The Drivers Union’s call to limit new drivers has drawn criticism from those who see it as a classic union tactic: restricting the labor supply to increase leverage and potentially drive up earnings for existing members. By artificially limiting competition, the argument goes, the union aims to secure better conditions for its members, even if it means reduced access and higher costs for riders. However, union representatives maintain that their focus is on addressing the systemic issues plaguing the rideshare market and ensuring sustainable earnings for drivers.
The debate highlights a broader tension between progressive labor policies and the realities of the gig economy. Seattle’s experience serves as a cautionary tale, demonstrating that well-intentioned regulations can have unintended consequences, disrupting market dynamics and potentially harming the very workers they are designed to protect. The city’s initial foray into minimum wage laws for rideshare drivers in 2020, the second such move in the U.S. After New York City, set the stage for the current challenges. https://www.nytimes.com/2020/09/29/business/economy/seattle-uber-lyft-drivers.html
What’s Next for Seattle’s Rideshare Market?

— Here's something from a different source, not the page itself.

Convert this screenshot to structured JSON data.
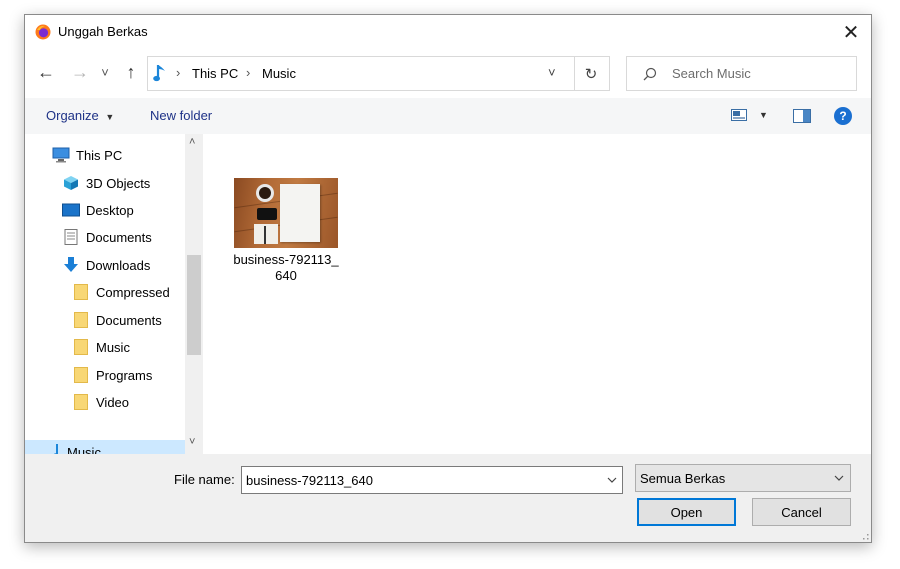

The situation remains fluid. The Seattle City Council has not yet responded to the Drivers Union’s request to halt the onboarding of new drivers. The long-term effects of the minimum wage laws, and the union’s proposed solution, are still unfolding. The debate is likely to continue, with stakeholders on all sides weighing in on the best path forward. The core question remains: can Seattle find a way to balance the needs of gig workers with the demands of a competitive market and the expectations of consumers?
The next key date is April 15th, when the Drivers Union plans to present its findings to the Seattle City Council Transportation Committee. The committee will then consider the union’s recommendations and potentially initiate a review of the existing regulations. Updates on the committee’s proceedings can be found on the Seattle City Council website.